SÃO PAULO - Apesar das novas regras para inibir faltosos no Exame Nacional do Ensino Médio (Enem), o primeiro dia de provas teve 25,31% de ausentes – 1,8 milhão dos 7,7 milhões de inscritos não fizeram o teste neste sábado, 24. O índice ainda é considerado alto se comparado a outros vestibulares, que têm taxas de abstenção inferiores a 10%. O Ministério da Educação (MEC) também eliminou 364 estudantes por violarem regras do edital. 

Neste ano, a pasta criou uma nova regra para inibir o número de ausentes no Enem. Candidatos isentos da taxa de inscrição que faltarem dois dias sem justificativa perdem o direito à gratuidade na edição seguinte da prova. Não precisam pagar candidatos de baixa renda e alunos da rede pública. 

No Enem 2014, a taxa de abstenção dos dois dias havia sido de 28,64%. A expectativa é que o impacto da mudança seja maior nas próximas edições. A queda na taxa de ausentes reduz o desperdício de dinheiro com impressão e transporte de provas.

A nova regra sobre faltas também havia sido apontada pelo MEC como um dos motivos para a queda do número de participantes. O Enem teve 11% candidatos a menos do que em 2014. Foi o primeiro recuo desde 2009, quando o exame foi reformulado e passou a ser o principal vestibular do País. 

As 63 universidades federais usam o exame como parte ou como único o processo seletivo. O Enem também é obrigatório para concorrer à bolsas em faculdades privadas pelo ProUni e ao financiamento estudantil, o Fies.

O balanço parcial é de 364 eliminados – 330 portavam equipamentos inadequados e 34 foram identificados pelos detectores de metal com objetos proibidos. Nos dois do Enem anterior, 1.519 foram eliminados por uso indevido de aparelhos. 

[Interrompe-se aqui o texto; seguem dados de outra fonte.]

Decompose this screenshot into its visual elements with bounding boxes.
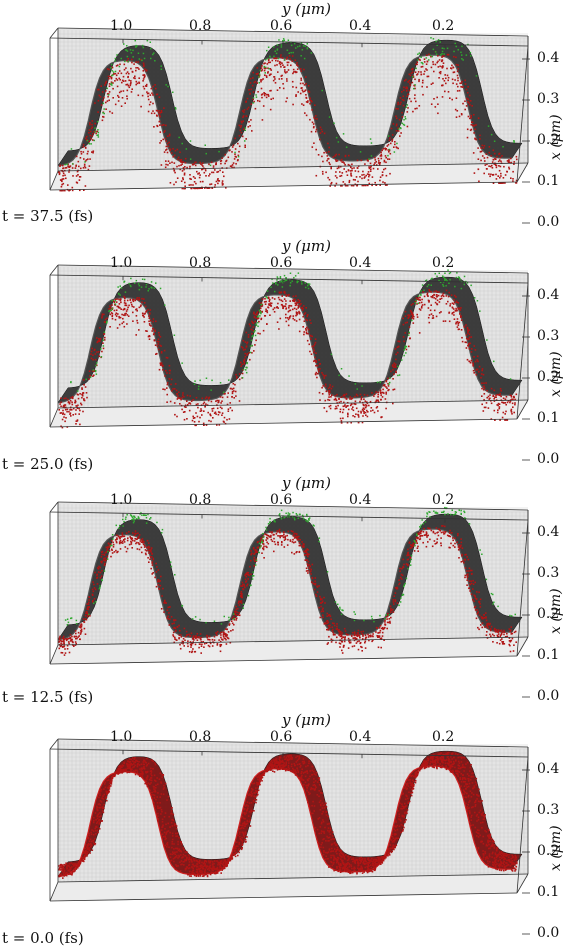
axes-box <box>49 27 529 191</box>
time-label: t = 25.0 (fs) <box>2 455 94 473</box>
y-tick-label: 0.4 <box>349 492 372 508</box>
green-particles <box>64 37 515 167</box>
x-tick-label: 0.1 <box>537 410 560 426</box>
floor <box>50 874 528 901</box>
y-tick-label: 0.2 <box>432 492 455 508</box>
y-tick-label: 0.8 <box>189 492 212 508</box>
x-tick-label: 0.4 <box>537 524 560 540</box>
x-tick-label: 0.2 <box>537 843 560 859</box>
red-particles <box>58 751 518 879</box>
red-particles <box>58 525 517 656</box>
x-tick-label: 0.4 <box>537 761 560 777</box>
green-particles <box>64 506 516 626</box>
x-tick-label: 0.1 <box>537 884 560 900</box>
x-tick-label: 0.2 <box>537 369 560 385</box>
surface-front-edge <box>57 54 512 167</box>
plot-canvas <box>49 501 530 698</box>
x-tick-label: 0.0 <box>537 214 560 230</box>
chart-panel-4: y (μm) t = 0.0 (fs) 1.0 0.8 0.6 0.4 0.2 0.4 0.… <box>0 711 581 947</box>
x-axis-title: x (μm) <box>548 588 564 634</box>
x-axis-title: x (μm) <box>548 825 564 871</box>
y-tick-label: 1.0 <box>110 18 133 34</box>
chart-panel-3: y (μm) t = 12.5 (fs) 1.0 0.8 0.6 0.4 0.2 0.4 0… <box>0 474 581 710</box>
y-tick-label: 0.4 <box>349 18 372 34</box>
y-tick-label: 0.8 <box>189 255 212 271</box>
axes-box <box>49 738 529 902</box>
floor <box>50 637 528 664</box>
y-tick-label: 0.2 <box>432 255 455 271</box>
y-tick-label: 0.6 <box>270 729 293 745</box>
x-tick-label: 0.3 <box>537 565 560 581</box>
y-tick-label: 0.8 <box>189 729 212 745</box>
red-particles <box>58 50 518 192</box>
time-label: t = 37.5 (fs) <box>2 207 94 225</box>
y-tick-label: 1.0 <box>110 729 133 745</box>
x-tick-label: 0.2 <box>537 132 560 148</box>
x-tick-label: 0.2 <box>537 606 560 622</box>
x-tick-label: 0.3 <box>537 328 560 344</box>
green-particles <box>70 269 512 394</box>
plot-canvas <box>49 27 530 224</box>
y-tick-label: 0.8 <box>189 18 212 34</box>
x-tick-label: 0.0 <box>537 925 560 941</box>
x-tick-label: 0.4 <box>537 50 560 66</box>
y-tick-label: 1.0 <box>110 255 133 271</box>
y-tick-label: 1.0 <box>110 492 133 508</box>
y-axis-title: y (μm) <box>282 474 331 492</box>
time-label: t = 0.0 (fs) <box>2 929 84 947</box>
x-axis-title: x (μm) <box>548 351 564 397</box>
axes-box <box>49 501 529 665</box>
y-tick-label: 0.4 <box>349 729 372 745</box>
y-tick-label: 0.6 <box>270 492 293 508</box>
y-tick-label: 0.2 <box>432 729 455 745</box>
y-tick-label: 0.4 <box>349 255 372 271</box>
plot-canvas <box>49 738 530 935</box>
x-tick-label: 0.1 <box>537 647 560 663</box>
time-label: t = 12.5 (fs) <box>2 688 94 706</box>
x-tick-label: 0.3 <box>537 91 560 107</box>
x-tick-label: 0.4 <box>537 287 560 303</box>
x-axis-title: x (μm) <box>548 114 564 160</box>
x-tick-label: 0.1 <box>537 173 560 189</box>
floor <box>50 163 528 190</box>
y-tick-label: 0.2 <box>432 18 455 34</box>
chart-panel-1: y (μm) t = 37.5 (fs) 1.0 0.8 0.6 0.4 0.2 0.4 0… <box>0 0 581 236</box>
plot-canvas <box>49 264 530 461</box>
floor <box>50 400 528 427</box>
y-axis-title: y (μm) <box>282 711 331 729</box>
y-axis-title: y (μm) <box>282 0 331 18</box>
axes-box <box>49 264 529 428</box>
chart-panel-2: y (μm) t = 25.0 (fs) 1.0 0.8 0.6 0.4 0.2 0.4 0… <box>0 237 581 473</box>
y-tick-label: 0.6 <box>270 255 293 271</box>
y-axis-title: y (μm) <box>282 237 331 255</box>
x-tick-label: 0.0 <box>537 451 560 467</box>
y-tick-label: 0.6 <box>270 18 293 34</box>
x-tick-label: 0.3 <box>537 802 560 818</box>
red-particles <box>58 289 518 429</box>
x-tick-label: 0.0 <box>537 688 560 704</box>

Entre os flagrados desta edição, alguns tinham pontos eletrônicos. A Polícia Federal está investigando os casos. “O ponto eletrônico não estava em uma única cidade e nem em um único Estado. Houve mais de uma tentativa e foram abertos inquéritos em todos os casos”, limitou-se a dizer o ministro da Educação, Aloizio Mercadante. 

Uma candidata usou redes sociais para publicar imagens da prova. A estudante assumiu o ato e foi eliminada. 

Nova data. As cidades de Taió e Rio do Sul, em Santa Catarina, são as únicas que poderão fazem o Enem em outra data, em decorrência das fortes chuvas das últimas semanas. Cerca de 4,5 mil alunos farão a prova até a primeira semana de dezembro. 

Dezenove locais tiveram quedas temporárias de energia, mas sem prejuízos. Uma aplicadora da prova morreu após convulsão no Mato Grosso do Sul. 

Em São Paulo e Belo Horizonte, atrasados culparam o trânsito. Em Sorocaba, parte dos candidatos desceu dos carros e chegou ao prédio da Unip a pé.

Muitos deixaram para consultar de última hora o local de prova no sistema online. Após o meio-dia, eram 1,2 mil acessos a cada dez minutos.